夏休みに帰省し、故郷の味に舌鼓を打った人も多いだろう。近頃は、地元の人の嗜好(しこう)や特性に寄り添って開発された地域限定の食品、飲料の発売が相次いでいる。全国展開の商品とは一線を画す味わいが、〝私たちの味〟と受け入れられ、売れ行きも上々だ。
■九州好みの「甘み」
ラベルに九州の地図がデザインされたキユーピーの「九州を味わうドレッシング」。九州地方限定で「ゆず」「たまねぎ」が発売され、今月、第3弾として「ゆず香るごま」が新たにラインアップに加わった。
商品名だけ見れば、どこにでもある既存のドレッシングに、似た風味がありそうだが…。
「特筆すべきは、その『甘み』。九州ならではの味の嗜好性を色濃く反映しているのが特長です」と、同社調味料部ドレッシングチームの廣田裕樹さんが説明する。
確かに九州といえば、しょうゆ、みそも味は甘め。地元の人を対象に行った調査では、「和風だしが利いた味」「うまみのある味」「甘い味」が好まれる傾向にあるのが分かった。さらに、しょうゆ味の和風ドレッシングの使用率が他の地域と比べて高かった。

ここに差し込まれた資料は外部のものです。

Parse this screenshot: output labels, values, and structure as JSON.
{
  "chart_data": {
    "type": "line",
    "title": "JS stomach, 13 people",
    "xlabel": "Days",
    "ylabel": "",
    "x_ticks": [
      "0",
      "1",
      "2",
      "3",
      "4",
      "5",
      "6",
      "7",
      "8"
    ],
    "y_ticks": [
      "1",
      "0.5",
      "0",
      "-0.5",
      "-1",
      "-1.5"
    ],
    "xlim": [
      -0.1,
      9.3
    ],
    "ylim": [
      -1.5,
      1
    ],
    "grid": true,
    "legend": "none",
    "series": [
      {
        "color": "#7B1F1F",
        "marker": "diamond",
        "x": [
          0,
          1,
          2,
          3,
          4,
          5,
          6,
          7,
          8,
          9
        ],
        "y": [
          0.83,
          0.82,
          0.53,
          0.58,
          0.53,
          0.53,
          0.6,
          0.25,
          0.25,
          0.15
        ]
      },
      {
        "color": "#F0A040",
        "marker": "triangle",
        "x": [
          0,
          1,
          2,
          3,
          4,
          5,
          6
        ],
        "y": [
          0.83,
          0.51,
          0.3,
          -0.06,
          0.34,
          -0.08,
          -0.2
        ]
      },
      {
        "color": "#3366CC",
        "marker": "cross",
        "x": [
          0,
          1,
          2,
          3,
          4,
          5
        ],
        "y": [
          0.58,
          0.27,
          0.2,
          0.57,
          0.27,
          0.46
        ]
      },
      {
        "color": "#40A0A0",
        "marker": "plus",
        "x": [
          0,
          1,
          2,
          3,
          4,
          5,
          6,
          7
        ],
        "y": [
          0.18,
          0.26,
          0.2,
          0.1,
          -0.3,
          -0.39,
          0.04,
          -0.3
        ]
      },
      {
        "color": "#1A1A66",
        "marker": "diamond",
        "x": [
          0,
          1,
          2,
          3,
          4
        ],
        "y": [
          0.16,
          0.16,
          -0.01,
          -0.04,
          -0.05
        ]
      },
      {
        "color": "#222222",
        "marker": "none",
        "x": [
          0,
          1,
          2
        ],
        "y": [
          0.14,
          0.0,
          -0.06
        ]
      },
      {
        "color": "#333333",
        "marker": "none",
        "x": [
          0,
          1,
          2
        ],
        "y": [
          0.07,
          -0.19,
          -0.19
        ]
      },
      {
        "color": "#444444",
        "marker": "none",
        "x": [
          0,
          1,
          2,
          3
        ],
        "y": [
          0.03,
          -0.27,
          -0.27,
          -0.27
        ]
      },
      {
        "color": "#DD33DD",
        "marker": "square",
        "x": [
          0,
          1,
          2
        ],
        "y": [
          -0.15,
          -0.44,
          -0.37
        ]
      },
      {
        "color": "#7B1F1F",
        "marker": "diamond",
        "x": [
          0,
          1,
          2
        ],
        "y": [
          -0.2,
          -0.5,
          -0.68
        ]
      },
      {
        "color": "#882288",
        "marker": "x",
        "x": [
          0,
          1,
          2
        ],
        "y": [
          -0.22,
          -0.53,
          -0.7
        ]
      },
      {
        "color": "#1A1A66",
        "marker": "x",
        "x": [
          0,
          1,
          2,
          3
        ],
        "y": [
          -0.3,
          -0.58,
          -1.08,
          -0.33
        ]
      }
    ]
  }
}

味の嗜好性がくっきりと見えた。目指すはコクと甘みのある味わいだ。九州で仕込んだ濃口しょうゆをベースにし、試行錯誤を重ねた。「試作品を福岡支店のメンバーに食べ比べてもらい、味作りを進めました。甘み、うまみにも地域ごとの違いがあると気づきました」と廣田さん。
第3弾の「ゆず香るごま」のベースとなる「ごまドレ」は、全国的にも人気が高い。九州向けでは、濃口しょうゆのまろやかな甘みに、ユズ果汁の爽やかな風味をアクセントに加えた。かんきつ系の味わいが好まれるのも九州ならではの傾向なのだとか。
廣田さんいわく、「全国展開する商品にはできない『とがった味』が出せるのが地域限定品の強みだと思います」。
■地場の喫茶店を研究
大手メーカーによる地域限定風味の商品は、飲料にも広がっている。
アサヒビールは今年、地域限定の缶チューハイ4ブランドを順次発売した。
甘くない味わいが好まれる東北地方では、無糖のかんきつサワー「GINON(ジノン)」を。レモンピール(果皮)、レモングラスなどを漬け込んだジンをベースにした辛口で、特にビール好きな人から支持を集め、ファンを増やしているという。
中国・四国地方限定の「まろハイ レモンチューハイ」は、みりんの消費量が多い地域性から隠し味にみりんを使用。角が取れたまろやかな味わいにした。
コーヒーでは、味の素AGFが「ちょっと贅沢(ぜいたく)な珈琲店」ブランドで、北海道から九州まで8地域ごとに好みの風味にブレンドしたレギュラーコーヒーなどを販売している。
地場の喫茶店へ足を運んだり、他地域では売られていない人気コーヒーを調べたりして、好まれる味わいをとことん追求した。「インスタントとレギュラーのどちらを好むか、ミルクや砂糖を入れるか、といった従来の地域別データでは細かい味わいのニーズまでは見えにくかった」と、広報担当の斉藤涼(さやか)さん。
北海道では深煎りのコクのある重厚な味、北陸信越では香り高い、すっきりと澄んだ味、といった好みの傾向が明らかに。数種類の豆をブレンドし、各地域の営業社員の声を生かしながら、味を作り上げた。
「お客さまには『自分たちのために作られたコーヒー』と受け止められ、とても好評です」と斉藤さん。